Individuals who invest in the National Savings Certificate (NSC) scheme can easily calculate the amount of money they will receive at maturity. Individuals can enter basic details and find out the maturity amount by using various online calculators.
NSC Interest Rate
Currently, NSC rate of interest has been reduced from 7.9% to 6.8%. and the interest is compounded on a yearly basis. However, the interest amount is payable only at the time of maturity. The Government of India decides the rate of interest and revises it on a quarterly basis. The interest that is generated gets reinvested automatically. However, the returns that are generated will not beat inflation.
Calculation of Interest
In case individuals are calculating the interest online, the below-mentioned details must be entered in the NSC calculator:
- The date when the certificate was purchased.
- The amount that has been invested in the scheme.
The rate of interest will be filled automatically depending on when the certificate was purchased.
Given in the table below is an example of how interest is calculated, and the amount individuals will receive at the time of NSC maturity:
Assumptions
Investment: Rs.1,00,000
Date of Purchase: 1 July 2019
Rate of Interest: 6.8% p.a.
Lock-in Period: 5 years
Year | Investment Amount (Rs.) | Interest Generated for the year (Rs.) | Total Interest Generated (Rs.) | Total Amount (Rs.) |
---|---|---|---|---|
1 | 1,00,000 | 7,900 | 7,900 | 1,07,900 |
2 | 1,07,900 | 8,524 | 16,424 | 1,16,424 |
3 | 1,16,424 | 9,198 | 25,622 | 1,25,622 |
4 | 1,25,622 | 9,924 | 35,546 | 1,35,546 |
5 | 1,35,546 | 10,708 | 46,254 | 1,46,254 |
Therefore, the total amount that the individual will receive at the time of maturity is Rs.1,46,254. The total interest that is generated for investments in the scheme over a period of 5 years is Rs.46,254.
Features of NSC
The main features of the scheme are mentioned below:
- Income is fixed
- NSC Tax benefits are provided
- Rate of interest is high
- Easy to access as the scheme is available in post offices across India
- Compounding interest
- Entire maturity value will be received
- Small investments can be made
- Maturity period of 5 years and 10 years
- NSC can be provided as collateral for loans
- Nominations can be added
- Premature NSC withdrawal is allowed under certain conditions
FAQs on NSC Interest Calculation
- Will I enjoy any tax benefits on investing in National Saving Certificate (NSC) schemes?
- Under NSC, what are the type of issues available in which I can invest?

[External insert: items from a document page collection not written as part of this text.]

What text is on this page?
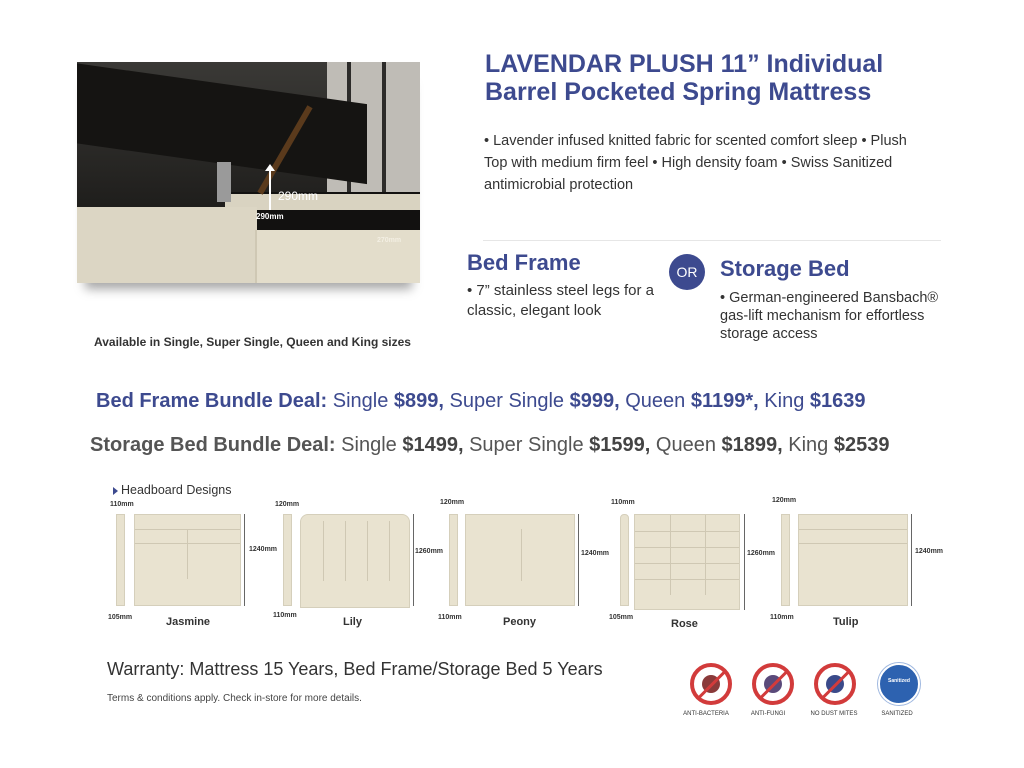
290mm
290mm
270mm
Available in Single, Super Single, Queen and King sizes
LAVENDAR PLUSH 11” Individual Barrel Pocketed Spring Mattress
• Lavender infused knitted fabric for scented comfort sleep • Plush Top with medium firm feel • High density foam • Swiss Sanitized antimicrobial protection
Bed Frame
• 7” stainless steel legs for a classic, elegant look
OR	Storage Bed
• German-engineered Bansbach®
gas-lift mechanism for effortless storage access
Bed Frame Bundle Deal: Single $899, Super Single $999, Queen $1199*, King $1639
Storage Bed Bundle Deal: Single $1499, Super Single $1599, Queen $1899, King $2539
Headboard Designs
110mm
1240mm
105mm	Jasmine
120mm
1260mm
110mm
Lily
120mm
1240mm
110mm	Peony
110mm
1260mm
105mm
Rose
120mm
1240mm
110mm	Tulip
Warranty: Mattress 15 Years, Bed Frame/Storage Bed 5 Years
Terms & conditions apply. Check in-store for more details.
ANTI-BACTERIA	ANTI-FUNGI	NO DUST MITES
Sanitized
SANITIZED
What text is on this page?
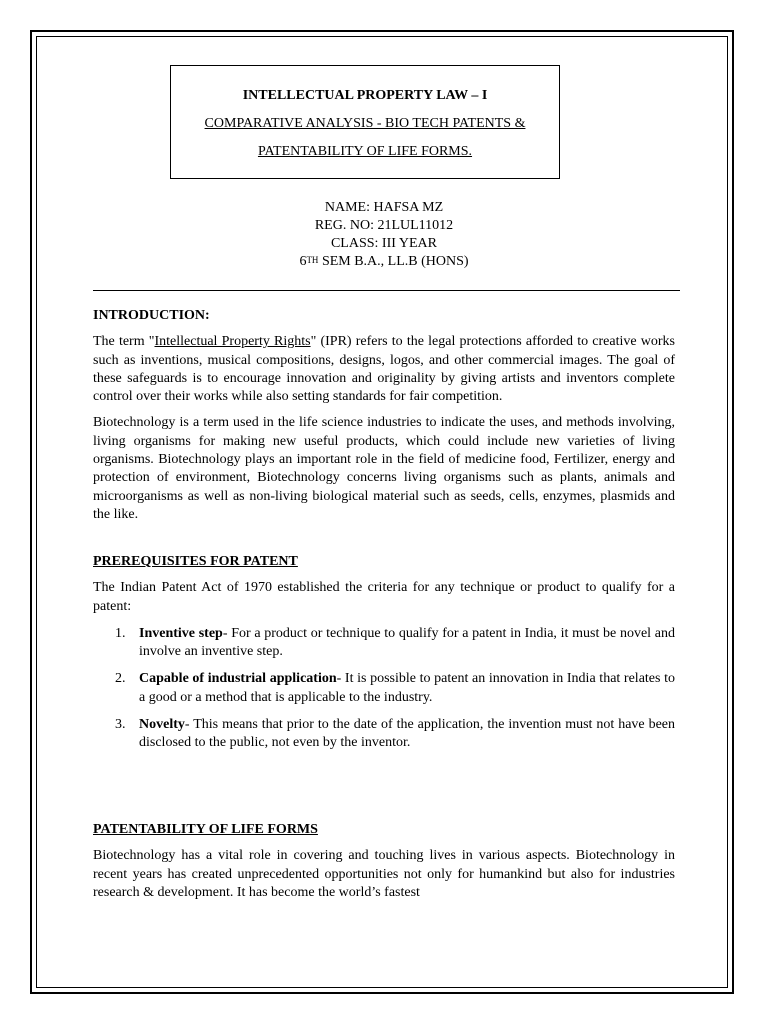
INTELLECTUAL PROPERTY LAW – I
COMPARATIVE ANALYSIS - BIO TECH PATENTS &
PATENTABILITY OF LIFE FORMS.
NAME: HAFSA MZ
REG. NO: 21LUL11012
CLASS: III YEAR
6TH SEM B.A., LL.B (HONS)

INTRODUCTION:

The term "Intellectual Property Rights" (IPR) refers to the legal protections afforded to creative works such as inventions, musical compositions, designs, logos, and other commercial images. The goal of these safeguards is to encourage innovation and originality by giving artists and inventors complete control over their works while also setting standards for fair competition.

Biotechnology is a term used in the life science industries to indicate the uses, and methods involving, living organisms for making new useful products, which could include new varieties of living organisms. Biotechnology plays an important role in the field of medicine food, Fertilizer, energy and protection of environment, Biotechnology concerns living organisms such as plants, animals and microorganisms as well as non-living biological material such as seeds, cells, enzymes, plasmids and the like.

PREREQUISITES FOR PATENT

The Indian Patent Act of 1970 established the criteria for any technique or product to qualify for a patent:

1. Inventive step- For a product or technique to qualify for a patent in India, it must be novel and involve an inventive step.
2. Capable of industrial application- It is possible to patent an innovation in India that relates to a good or a method that is applicable to the industry.
3. Novelty- This means that prior to the date of the application, the invention must not have been disclosed to the public, not even by the inventor.

PATENTABILITY OF LIFE FORMS

Biotechnology has a vital role in covering and touching lives in various aspects. Biotechnology in recent years has created unprecedented opportunities not only for humankind but also for industries research & development. It has become the world’s fastest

- Can NRIs invest in NSC schemes?
- What are the modes of payment on maturity?
- When is the interest rate for NSC schemes revised by the Government of India?
Yes, you will be able to enjoy tax benefits under Section 24 of the Income Tax Act on investing in NSC schemes. The maximum tax exemption you can enjoy is up to Rs.1.5 lakh.
NSC offers one type of issue – VIII issue. There was earlier an IX issue which was discontinued by the government. Under VIII issue the maturity period is 5 years
Under IX issue the maturity period was 10 years.
No, Non-Resident Indians (NRIs) cannot invest in any NSC schemes.
One of the modes is through cash if the maturity amount is up to Rs.20,000. In excess of Rs.20,000, the mode of payment will be through cheque.
The interest rate for the National Saving Certificate schemes are revised by the Government of India every quarter. The interest rate is compounded on an annual basis but payable only during maturity.